Uitspraak 202003084/1/R1


Volledige tekst

202003084/1/R1.
Datum uitspraak: 29 september 2021

AFDELING
BESTUURSRECHTSPRAAK

Uitspraak, onderscheidenlijk tussenuitspraak met toepassing van artikel 8:51d van de Algemene wet bestuursrecht (hierna: Awb), in het geding tussen:

1.       [appellant sub 1] en anderen, allen wonend te Uitgeest,

2.       [appellant sub 2], wonend te Uitgeest,

3.       [appellant sub 3A] en [appellant sub 3B], beiden wonend te Uitgeest,

appellanten,

en

het college van burgemeester en wethouders van Uitgeest,

verweerder.

Procesverloop

Bij besluit van 6 mei 2020 heeft het college een aantal locaties, zoals aangegeven op de bij het besluit behorende tekeningen, aangewezen als clusterplaatsen voor het plaatsen van rolcontainers ten behoeve van huishoudelijk afval.

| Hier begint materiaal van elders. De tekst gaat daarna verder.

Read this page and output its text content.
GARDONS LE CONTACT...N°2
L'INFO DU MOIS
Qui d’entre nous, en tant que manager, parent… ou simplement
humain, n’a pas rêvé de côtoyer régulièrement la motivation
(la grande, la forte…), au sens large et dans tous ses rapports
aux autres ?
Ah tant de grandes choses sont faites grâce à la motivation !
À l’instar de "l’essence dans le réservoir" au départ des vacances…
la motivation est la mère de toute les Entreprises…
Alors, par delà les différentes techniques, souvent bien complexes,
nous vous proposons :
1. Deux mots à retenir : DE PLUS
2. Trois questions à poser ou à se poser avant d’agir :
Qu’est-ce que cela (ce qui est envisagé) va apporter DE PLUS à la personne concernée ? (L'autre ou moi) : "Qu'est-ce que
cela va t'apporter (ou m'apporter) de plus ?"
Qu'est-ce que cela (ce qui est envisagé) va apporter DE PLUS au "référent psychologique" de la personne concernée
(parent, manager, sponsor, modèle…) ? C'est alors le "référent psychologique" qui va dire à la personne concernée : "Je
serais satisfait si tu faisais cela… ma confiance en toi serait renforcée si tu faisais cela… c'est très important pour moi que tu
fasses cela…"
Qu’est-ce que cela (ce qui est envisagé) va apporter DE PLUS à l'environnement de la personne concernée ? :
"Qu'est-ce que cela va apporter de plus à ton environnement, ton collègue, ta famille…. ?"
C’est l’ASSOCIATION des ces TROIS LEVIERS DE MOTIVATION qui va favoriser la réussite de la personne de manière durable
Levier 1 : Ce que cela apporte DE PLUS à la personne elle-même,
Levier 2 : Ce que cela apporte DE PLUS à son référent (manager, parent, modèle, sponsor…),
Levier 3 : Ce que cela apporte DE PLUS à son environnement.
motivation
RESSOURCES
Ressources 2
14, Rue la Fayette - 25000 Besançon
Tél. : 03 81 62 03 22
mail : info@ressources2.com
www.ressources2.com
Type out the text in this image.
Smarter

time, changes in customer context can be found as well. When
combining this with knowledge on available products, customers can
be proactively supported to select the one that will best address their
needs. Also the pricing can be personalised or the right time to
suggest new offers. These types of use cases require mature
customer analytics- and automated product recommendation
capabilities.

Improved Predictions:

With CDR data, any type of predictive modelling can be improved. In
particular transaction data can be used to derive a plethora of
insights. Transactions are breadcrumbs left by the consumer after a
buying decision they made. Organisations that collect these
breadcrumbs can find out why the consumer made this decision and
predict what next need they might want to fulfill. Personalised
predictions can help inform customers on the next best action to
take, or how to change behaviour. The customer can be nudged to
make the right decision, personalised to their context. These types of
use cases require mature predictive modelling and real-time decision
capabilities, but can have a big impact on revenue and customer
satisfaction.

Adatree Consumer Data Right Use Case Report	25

Tegen dit besluit hebben [appellant sub 1] en anderen, [appellant sub 2] en [appellanten sub 3] beroep ingesteld.

Het college heeft afzonderlijke verweerschriften ingediend.

[appellant sub 2], [appellanten sub 3] en het college hebben nadere stukken ingediend.

De Afdeling heeft de zaak ter zitting behandeld op 2 september 2021, waar [appellant sub 2] is verschenen. [appellant sub 1] en anderen, [appellanten sub 3] en het college zijn, zonder voorafgaand bericht, ter zitting niet verschenen.

Overwegingen

Inleiding en toetsingskader

1.       Het bestreden besluit van 6 mei 2020 voorziet in de aanwijzing van een aantal clusterplaatsen voor rolcontainers.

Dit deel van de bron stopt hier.